Les artistes se désintéressent volontiers de la spéculation de la science, de l’intrigue politique et de la philosophie abstraite. La plupart n’argumentent guère. Ils voient, ils éprouvent, ils créent. Cependant, il est nécessaire qu’une émotion ait le temps de germer : ce n’est pas immédiatement que les semailles lèvent ; encore faut-il ne pas bouleverser le champ, et c’est pourquoi nous avons vu les artistes de la Révolution, faute de recul et de repos, impuissans à traduire directement les tragédies de cette époque héroïque et sanglante.

Cependant, comme les grandes secousses des âmes ne sont jamais stériles, nous avons vu celles-ci se transmettre et se perpétuer, produire leurs effets naturels, et l’art se transformer et s’inspirer, d’abord, de la gloire militaire dont les épopées lointaines permettaient aux artistes plus de recueillement que l’agitation des rues.

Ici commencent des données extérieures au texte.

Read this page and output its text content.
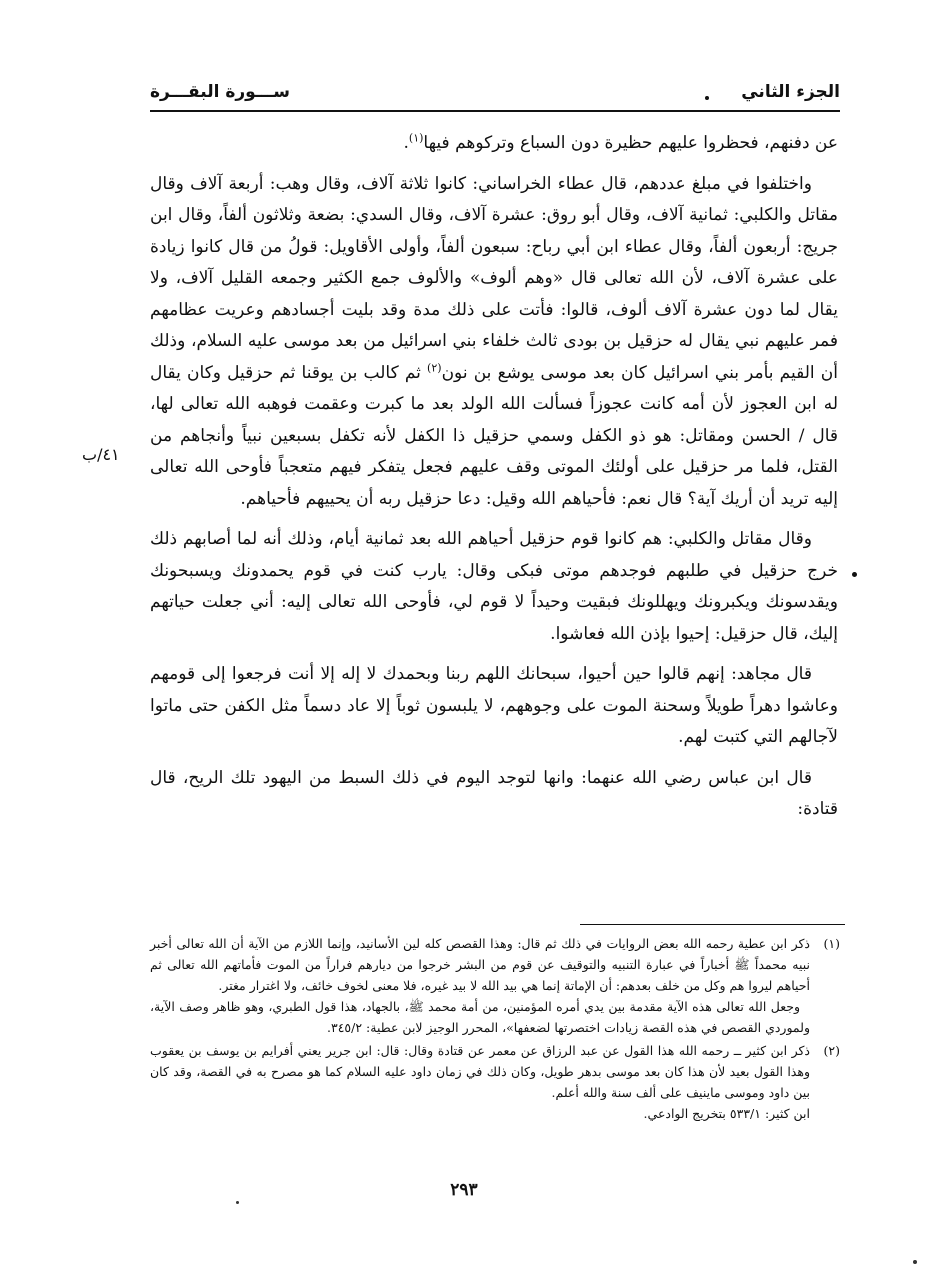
الجزء الثاني
ســـورة البقـــرة

عن دفنهم، فحظروا عليهم حظيرة دون السباع وتركوهم فيها$^{(١)}$.

واختلفوا في مبلغ عددهم، قال عطاء الخراساني: كانوا ثلاثة آلاف، وقال وهب: أربعة آلاف وقال مقاتل والكلبي: ثمانية آلاف، وقال أبو روق: عشرة آلاف، وقال السدي: بضعة وثلاثون ألفاً، وقال ابن جريج: أربعون ألفاً، وقال عطاء ابن أبي رباح: سبعون ألفاً، وأولى الأقاويل: قولُ من قال كانوا زيادة على عشرة آلاف، لأن الله تعالى قال «وهم ألوف» والألوف جمع الكثير وجمعه القليل آلاف، ولا يقال لما دون عشرة آلاف ألوف، قالوا: فأتت على ذلك مدة وقد بليت أجسادهم وعريت عظامهم فمر عليهم نبي يقال له حزقيل بن بودى ثالث خلفاء بني اسرائيل من بعد موسى عليه السلام، وذلك أن القيم بأمر بني اسرائيل كان بعد موسى يوشع بن نون$^{(٢)}$ ثم كالب بن يوقنا ثم حزقيل وكان يقال له ابن العجوز لأن أمه كانت عجوزاً فسألت الله الولد بعد ما كبرت وعقمت فوهبه الله تعالى لها، قال / الحسن ومقاتل: هو ذو الكفل وسمي حزقيل ذا الكفل لأنه تكفل بسبعين نبياً وأنجاهم من القتل، فلما مر حزقيل على أولئك الموتى وقف عليهم فجعل يتفكر فيهم متعجباً فأوحى الله تعالى إليه تريد أن أريك آية؟ قال نعم: فأحياهم الله وقيل: دعا حزقيل ربه أن يحييهم فأحياهم.

وقال مقاتل والكلبي: هم كانوا قوم حزقيل أحياهم الله بعد ثمانية أيام، وذلك أنه لما أصابهم ذلك خرج حزقيل في طلبهم فوجدهم موتى فبكى وقال: يارب كنت في قوم يحمدونك ويسبحونك ويقدسونك ويكبرونك ويهللونك فبقيت وحيداً لا قوم لي، فأوحى الله تعالى إليه: أني جعلت حياتهم إليك، قال حزقيل: إحيوا بإذن الله فعاشوا.

قال مجاهد: إنهم قالوا حين أحيوا، سبحانك اللهم ربنا وبحمدك لا إله إلا أنت فرجعوا إلى قومهم وعاشوا دهراً طويلاً وسحنة الموت على وجوههم، لا يلبسون ثوباً إلا عاد دسماً مثل الكفن حتى ماتوا لآجالهم التي كتبت لهم.

قال ابن عباس رضي الله عنهما: وانها لتوجد اليوم في ذلك السبط من اليهود تلك الريح، قال قتادة:

٤١/ب
(١)

ذكر ابن عطية رحمه الله بعض الروايات في ذلك ثم قال: وهذا القصص كله لين الأسانيد، وإنما اللازم من الآية أن الله تعالى أخبر نبيه محمداً ﷺ أخباراً في عبارة التنبيه والتوقيف عن قوم من البشر خرجوا من ديارهم فراراً من الموت فأماتهم الله تعالى ثم أحياهم ليروا هم وكل من خلف بعدهم: أن الإماتة إنما هي بيد الله لا بيد غيره، فلا معنى لخوف خائف، ولا اغترار مغتر.

وجعل الله تعالى هذه الآية مقدمة بين يدي أمره المؤمنين، من أمة محمد ﷺ، بالجهاد، هذا قول الطبري، وهو ظاهر وصف الآية، ولموردي القصص في هذه القصة زيادات اختصرتها لضعفها»، المحرر الوجيز لابن عطية: ٣٤٥/٢.

(٢)

ذكر ابن كثير ــ رحمه الله هذا القول عن عبد الرزاق عن معمر عن قتادة وقال: قال: ابن جرير يعني أفرايم بن يوسف بن يعقوب وهذا القول بعيد لأن هذا كان بعد موسى بدهر طويل، وكان ذلك في زمان داود عليه السلام كما هو مصرح به في القصة، وقد كان بين داود وموسى ماينيف على ألف سنة والله أعلم.

ابن كثير: ٥٣٣/١ بتخريج الوادعي.

٢٩٣
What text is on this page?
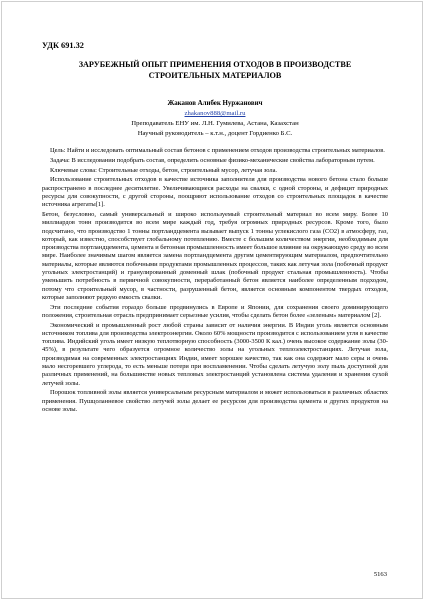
УДК 691.32
ЗАРУБЕЖНЫЙ ОПЫТ ПРИМЕНЕНИЯ ОТХОДОВ В ПРОИЗВОДСТВЕ СТРОИТЕЛЬНЫХ МАТЕРИАЛОВ
Жаканов Алибек Нуржанович
zhakanov888@mail.ru
Преподаватель ЕНУ им. Л.Н. Гумилева, Астана, Казахстан
Научный руководитель – к.т.н., доцент Гордиенко Б.С.

Цель: Найти и исследовать оптимальный состав бетонов с применением отходов производства строительных материалов.

Задача: В исследовании подобрать состав, определить основные физико-механические свойства лабораторным путем.

Ключевые слова: Строительные отходы, бетон, строительный мусор, летучая зола.

Использование строительных отходов в качестве источника заполнителя для производства нового бетона стало больше распространено в последнее десятилетие. Увеличивающиеся расходы на свалки, с одной стороны, и дефицит природных ресурсы для совокупности, с другой стороны, поощряют использование отходов со строительных площадок в качестве источника агрегаты[1].

Бетон, безусловно, самый универсальный и широко используемый строительный материал во всем миру. Более 10 миллиардов тонн производится во всем мире каждый год, требуя огромных природных ресурсов. Кроме того, было подсчитано, что производство 1 тонны портландцемента вызывает выпуск 1 тонны углекислого газа (CO2) в атмосферу, газ, который, как известно, способствует глобальному потеплению. Вместе с большим количеством энергии, необходимым для производства портландцемента, цемента и бетонная промышленность имеет большое влияние на окружающую среду во всем мире. Наиболее значимым шагом является замена портландцемента другим цементирующим материалом, предпочтительно материалы, которые являются побочными продуктами промышленных процессов, таких как летучая зола (побочный продукт угольных электростанций) и гранулированный доменный шлак (побочный продукт стальная промышленность). Чтобы уменьшить потребность в первичной совокупности, переработанный бетон является наиболее определенным подходом, потому что строительный мусор, в частности, разрушенный бетон, является основным компонентом твердых отходов, которые заполняют редкую емкость свалки.

Эти последние события гораздо больше продвинулись в Европе и Японии, для сохранения своего доминирующего положения, строительная отрасль предпринимает серьезные усилия, чтобы сделать бетон более «зеленым» материалом [2].

Экономический и промышленный рост любой страны зависит от наличия энергии. В Индии уголь является основным источником топлива для производства электроэнергии. Около 60% мощности производится с использованием угля в качестве топлива. Индийский уголь имеет низкую теплотворную способность (3000-3500 К кал.) очень высокое содержание золы (30-45%), в результате чего образуется огромное количество золы на угольных теплоэлектростанциях. Летучая зола, производимая на современных электростанциях Индии, имеет хорошее качество, так как она содержит мало серы и очень мало несгоревшего углерода, то есть меньше потери при воспламенении. Чтобы сделать летучую золу пыль доступной для различных применений, на большинстве новых тепловых электростанций установлена система удаления и хранения сухой летучей золы.

Порошок топливной золы является универсальным ресурсным материалом и может использоваться в различных областях применения. Пушцоланневое свойство летучей золы делает ее ресурсом для производства цемента и других продуктов на основе золы.

5163
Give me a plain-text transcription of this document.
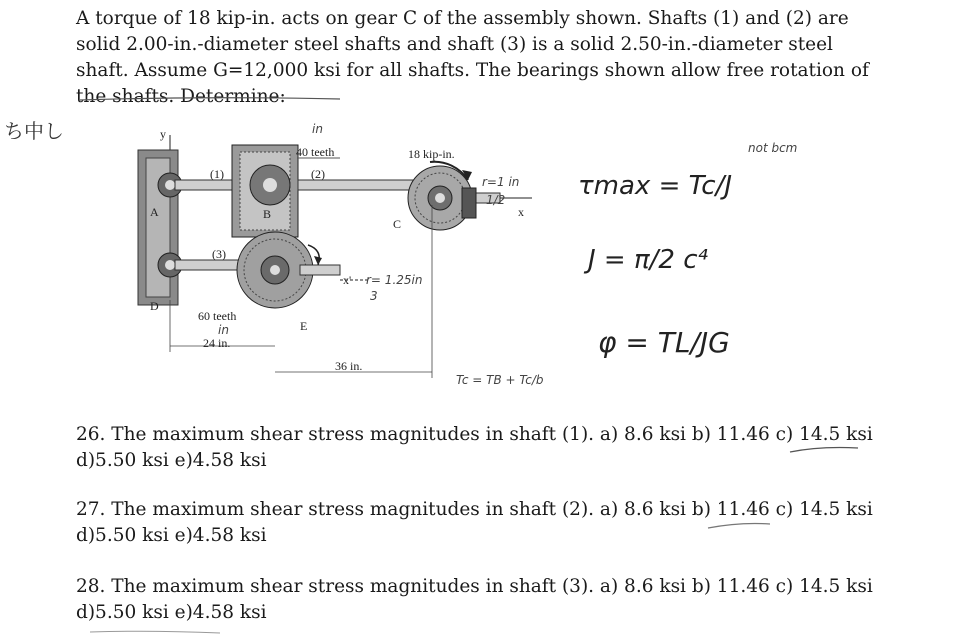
A torque of 18 kip-in. acts on gear C of the assembly shown. Shafts (1) and (2) are solid 2.00-in.-diameter steel shafts and shaft (3) is a solid 2.50-in.-diameter steel shaft. Assume G=12,000 ksi for all shafts. The bearings shown allow free rotation of the shafts. Determine:

ち中し	y
A
D
(1)
B
40 teeth
(2)
C
18 kip-in.
x
(3)
E
x'
60 teeth
24 in.
36 in.
in
in
r=1 in
1/2
r= 1.25in
3
Tc = TB + Tc/b
τmax = Tc/J
not bcm
J = π/2 c⁴
φ = TL/JG

26. The maximum shear stress magnitudes in shaft (1). a) 8.6 ksi b) 11.46 c) 14.5 ksi d)5.50 ksi e)4.58 ksi

27. The maximum shear stress magnitudes in shaft (2). a) 8.6 ksi b) 11.46 c) 14.5 ksi d)5.50 ksi e)4.58 ksi

28. The maximum shear stress magnitudes in shaft (3). a) 8.6 ksi b) 11.46 c) 14.5 ksi d)5.50 ksi e)4.58 ksi
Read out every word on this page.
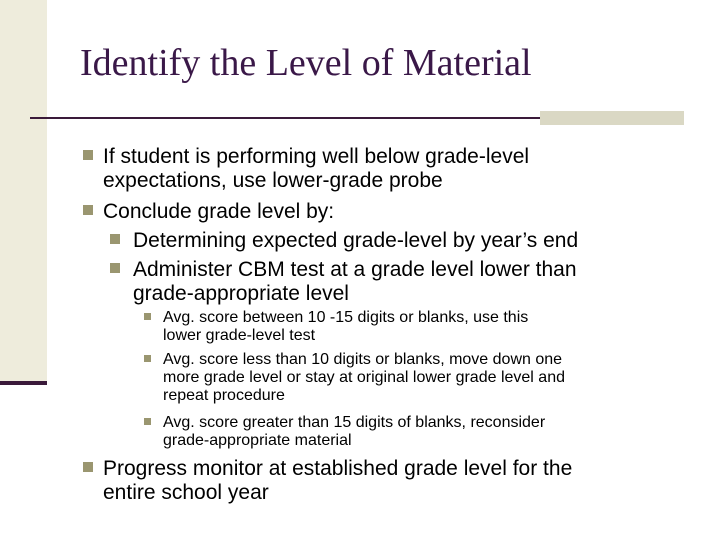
Identify the Level of Material
If student is performing well below grade-level
expectations, use lower-grade probe
Conclude grade level by:
Determining expected grade-level by year’s end
Administer CBM test at a grade level lower than
grade-appropriate level
Avg. score between 10 -15 digits or blanks, use this
lower grade-level test
Avg. score less than 10 digits or blanks, move down one
more grade level or stay at original lower grade level and
repeat procedure
Avg. score greater than 15 digits of blanks, reconsider
grade-appropriate material
Progress monitor at established grade level for the
entire school year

Nous avons vu ensuite les hommes, rassasiés et lassés de tant de bruit, d’orgueil et de gloire, ressentir le besoin d’affections tranquilles, humbles et profondes et nous avons assisté, sous la Restauration, à l’éclosion d’un art nouveau remontant aux sources éternelles par l’amour de la Nature.

Toutefois les germes d’égalité semés par la Révolution n’étaient

  1. Voyez la Revue du 1er juillet.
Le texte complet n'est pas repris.